Looking back can be a useful guide to looking forward, and that’s definitely the case with our annual review of the previous year’s top news stories, as voted on by our readers.
I scoured a year’s worth of newspapers, more than once, to come up with potential candidates for our annual ballot to determine the top headlines of the year. It is admittedly a bit subjective when narrowing the list down to 25, but we try to be as inclusive as possible. Of course, one person’s idea of a “most important” topic is another person’s less-compelling story. Everyone has their favorites, and I’m sure we left out a few of those. Sorry about that, but keep reading — your top story may have some ongoing traction that turns it into something bigger.

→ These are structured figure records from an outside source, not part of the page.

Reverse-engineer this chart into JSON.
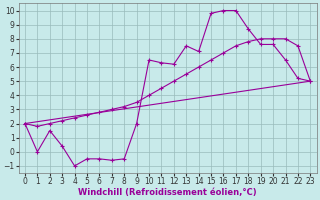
{
  "background_color": "#c8eaea",
  "grid_color": "#99bbbb",
  "line_color": "#990099",
  "marker_color": "#990099",
  "xlabel": "Windchill (Refroidissement éolien,°C)",
  "xlim": [
    -0.5,
    23.5
  ],
  "ylim": [
    -1.5,
    10.5
  ],
  "xticks": [
    0,
    1,
    2,
    3,
    4,
    5,
    6,
    7,
    8,
    9,
    10,
    11,
    12,
    13,
    14,
    15,
    16,
    17,
    18,
    19,
    20,
    21,
    22,
    23
  ],
  "yticks": [
    -1,
    0,
    1,
    2,
    3,
    4,
    5,
    6,
    7,
    8,
    9,
    10
  ],
  "line1_x": [
    0,
    1,
    2,
    3,
    4,
    5,
    6,
    7,
    8,
    9,
    10,
    11,
    12,
    13,
    14,
    15,
    16,
    17,
    18,
    19,
    20,
    21,
    22,
    23
  ],
  "line1_y": [
    2.0,
    0.0,
    1.5,
    0.4,
    -1.0,
    -0.5,
    -0.5,
    -0.6,
    -0.5,
    2.0,
    6.5,
    6.3,
    6.2,
    7.5,
    7.1,
    9.8,
    10.0,
    10.0,
    8.7,
    7.6,
    7.6,
    6.5,
    5.2,
    5.0
  ],
  "line2_x": [
    0,
    23
  ],
  "line2_y": [
    2.0,
    5.0
  ],
  "line3_x": [
    0,
    1,
    2,
    3,
    4,
    5,
    6,
    7,
    8,
    9,
    10,
    11,
    12,
    13,
    14,
    15,
    16,
    17,
    18,
    19,
    20,
    21,
    22,
    23
  ],
  "line3_y": [
    2.0,
    1.8,
    2.0,
    2.2,
    2.4,
    2.6,
    2.8,
    3.0,
    3.2,
    3.5,
    4.0,
    4.5,
    5.0,
    5.5,
    6.0,
    6.5,
    7.0,
    7.5,
    7.8,
    8.0,
    8.0,
    8.0,
    7.5,
    5.0
  ],
  "fontsize_label": 6.0,
  "fontsize_tick": 5.5
}
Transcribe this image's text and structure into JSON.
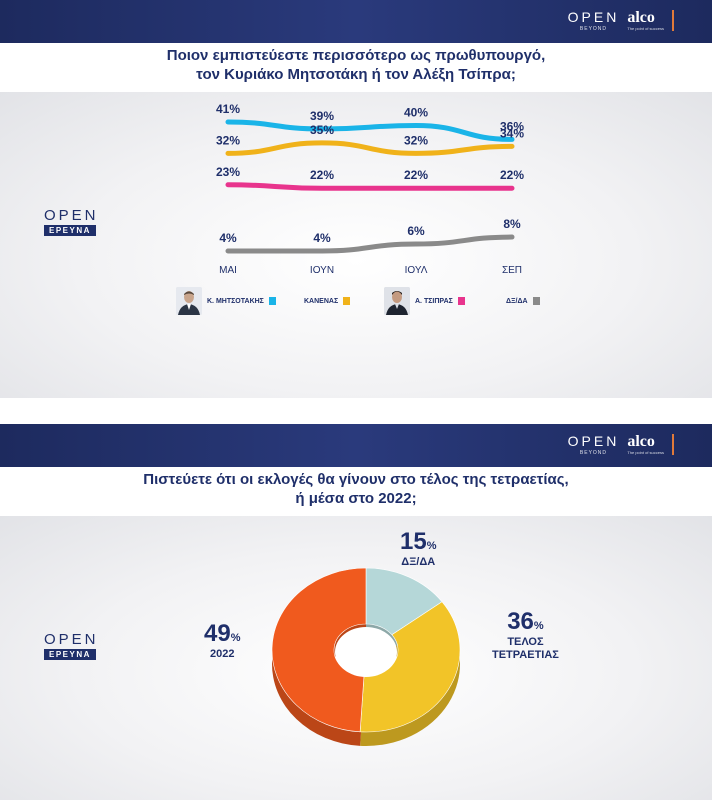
{
  "header": {
    "open_logo": "OPEN",
    "open_sub": "BEYOND",
    "alco_logo": "alco",
    "alco_sub": "The point of success"
  },
  "side_logo": {
    "text": "OPEN",
    "badge": "ΕΡΕΥΝΑ"
  },
  "colors": {
    "header": "#1d2a5e",
    "title": "#1f2f6a",
    "cyan": "#1ab4e8",
    "yellow": "#f0b21a",
    "magenta": "#e8348d",
    "gray": "#8a8a8a",
    "pie_orange": "#f05a1e",
    "pie_yellow": "#f2c428",
    "pie_ltblue": "#b5d7d8"
  },
  "chart1": {
    "title_line1": "Ποιον εμπιστεύεστε περισσότερο ως πρωθυπουργό,",
    "title_line2": "τον Κυριάκο Μητσοτάκη ή τον Αλέξη Τσίπρα;",
    "legend": [
      {
        "label": "Κ. ΜΗΤΣΟΤΑΚΗΣ",
        "color": "#1ab4e8",
        "avatar": true
      },
      {
        "label": "ΚΑΝΕΝΑΣ",
        "color": "#f0b21a",
        "avatar": false
      },
      {
        "label": "Α. ΤΣΙΠΡΑΣ",
        "color": "#e8348d",
        "avatar": true
      },
      {
        "label": "ΔΞ/ΔΑ",
        "color": "#8a8a8a",
        "avatar": false
      }
    ]
  },
  "chart_data": [
    {
      "type": "line",
      "title": "Ποιον εμπιστεύεστε περισσότερο ως πρωθυπουργό, τον Κυριάκο Μητσοτάκη ή τον Αλέξη Τσίπρα;",
      "categories": [
        "ΜΑΙ",
        "ΙΟΥΝ",
        "ΙΟΥΛ",
        "ΣΕΠ"
      ],
      "series": [
        {
          "name": "Κ. ΜΗΤΣΟΤΑΚΗΣ",
          "values": [
            41,
            39,
            40,
            36
          ],
          "labels": [
            "41%",
            "39%",
            "40%",
            "36%"
          ],
          "color": "#1ab4e8"
        },
        {
          "name": "ΚΑΝΕΝΑΣ",
          "values": [
            32,
            35,
            32,
            34
          ],
          "labels": [
            "32%",
            "35%",
            "32%",
            "34%"
          ],
          "color": "#f0b21a"
        },
        {
          "name": "Α. ΤΣΙΠΡΑΣ",
          "values": [
            23,
            22,
            22,
            22
          ],
          "labels": [
            "23%",
            "22%",
            "22%",
            "22%"
          ],
          "color": "#e8348d"
        },
        {
          "name": "ΔΞ/ΔΑ",
          "values": [
            4,
            4,
            6,
            8
          ],
          "labels": [
            "4%",
            "4%",
            "6%",
            "8%"
          ],
          "color": "#8a8a8a"
        }
      ],
      "legend_position": "bottom",
      "grid": false
    },
    {
      "type": "pie",
      "title": "Πιστεύετε ότι οι εκλογές θα γίνουν στο τέλος της τετραετίας, ή μέσα στο 2022;",
      "slices": [
        {
          "name": "ΔΞ/ΔΑ",
          "value": 15,
          "num": "15",
          "pct": "%",
          "caption": [
            "ΔΞ/ΔΑ"
          ],
          "color": "#b5d7d8"
        },
        {
          "name": "ΤΕΛΟΣ ΤΕΤΡΑΕΤΙΑΣ",
          "value": 36,
          "num": "36",
          "pct": "%",
          "caption": [
            "ΤΕΛΟΣ",
            "ΤΕΤΡΑΕΤΙΑΣ"
          ],
          "color": "#f2c428"
        },
        {
          "name": "2022",
          "value": 49,
          "num": "49",
          "pct": "%",
          "caption": [
            "2022"
          ],
          "color": "#f05a1e"
        }
      ]
    }
  ],
  "chart2": {
    "title_line1": "Πιστεύετε ότι οι εκλογές θα γίνουν στο τέλος της τετραετίας,",
    "title_line2": "ή μέσα στο 2022;"
  }
}
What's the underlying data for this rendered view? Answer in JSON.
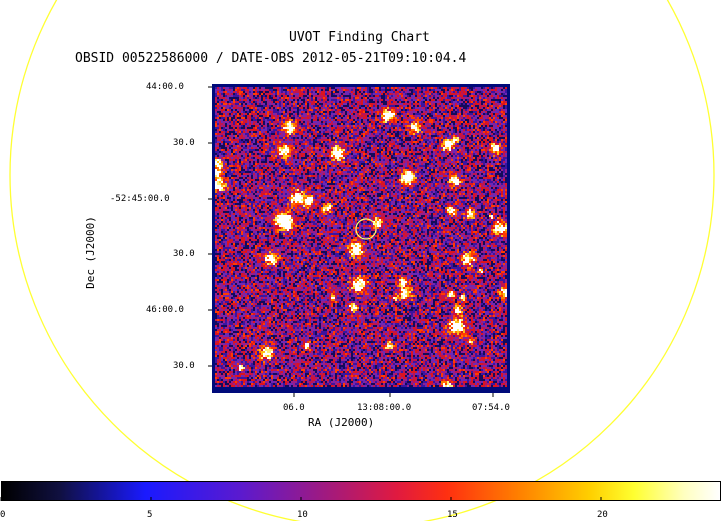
{
  "header": {
    "title": "UVOT Finding Chart",
    "subtitle": "OBSID 00522586000 / DATE-OBS 2012-05-21T09:10:04.4"
  },
  "axes": {
    "ylabel": "Dec (J2000)",
    "xlabel": "RA (J2000)",
    "dec_ticks": [
      "44:00.0",
      "30.0",
      "-52:45:00.0",
      "30.0",
      "46:00.0",
      "30.0"
    ],
    "ra_ticks": [
      "06.0",
      "13:08:00.0",
      "07:54.0"
    ]
  },
  "colorbar": {
    "range": [
      0,
      24
    ],
    "tick_labels": [
      "0",
      "5",
      "10",
      "15",
      "20"
    ],
    "tick_values": [
      0,
      5,
      10,
      15,
      20
    ]
  },
  "colors": {
    "footprint_circle": "#ffff33",
    "target_marker": "#ffff66",
    "frame": "#000a7a"
  }
}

I usually have several reactions when I page back through the preceding 12 months: The year seems to have passed by incredibly quickly (didn’t we just publish that story?). There was a lot going on in the valley and environs. Many local stories have a long narrative arc; we may be at the beginning, middle or end of any of them. And, we produced hundreds of pages packed with news, features, photos, sports, arts, opinion and more. I’m grateful to our outstanding crew of staffers and contributors. They make it happen week after week.
Revisiting the previous year is a reminder of what’s been important to valley residents and fans in the past, and what’s likely to be of interest going forward. The results of our ballot are, I think, also indicative of the valley’s mood. It seems we were looking for some things to celebrate.
This year, a feel-good story claimed the top spot: the Methow Conservancy’s transfer of the Wagner Ranch property to the Confederated Tribes of the Colville Reservation. Second place went to what we called “the grand openings,” three long-written about, long-anticipated major projects that enhance the community: the Winthrop library, a new fire hall for Okanogan County Fire District 6, and a new town hall (it’s now a Civic Building) for Twisp. Their stories now enter a new phase.
The rest of the top 11 (including a tie for 10th) have a lot of familiarity, although there were some intriguing unpredictables: the November general election results, the sale of Sun Mountain Lodge, and the re-emergence of grizzly bear reintroduction to the North Cascades as a possibility.
The previous year’s top story, the fires of 2021, was a lot less impactful in 2022 and the voting showed that — our ongoing concern about fires drew just enough votes to boost the summer of 2022 onto the top stories list.
But we are clearly weary of the COVID challenge, as that story dropped from No. 2 in 2021, to also-ran in 2022. Let’s hope it doesn’t make a comeback. Many other worthy stories did not make the final cut, but every one of them drew votes. I thought several of them had a shot at the top 10.
We treat the top sports stories of the year separately so they get their own space and attention. See page B1 for sports writer Rick Lewis’s take on Methow Valley sports in 2022. Elsewhere in this issue will you find pages devoted to the year in arts, the various changes of 2022, favorite photos of the year, and a sampling of cartoons from Len Baublitz and Erik Brooks. We didn’t have room for much else, but we’ll back up to full speed next week.
At the very end of the year came a major breaking story that was too late for the 2022 ballot, but will likely be in the running for 2023 because its story arc is just beginning: The Methow Conservancy’s proposal to buy 1,200 acres of former Sunny M Ranch property to preserve and protect. A major fundraising campaign will keep that story active for the next six months, and beyond.
It’s a certainty that many of the stories on this year’s ballot will show up again, as we follow their evolution (and perhaps resolution). There will also be surprises, which makes the “news” part of newspapering interesting to us — and you.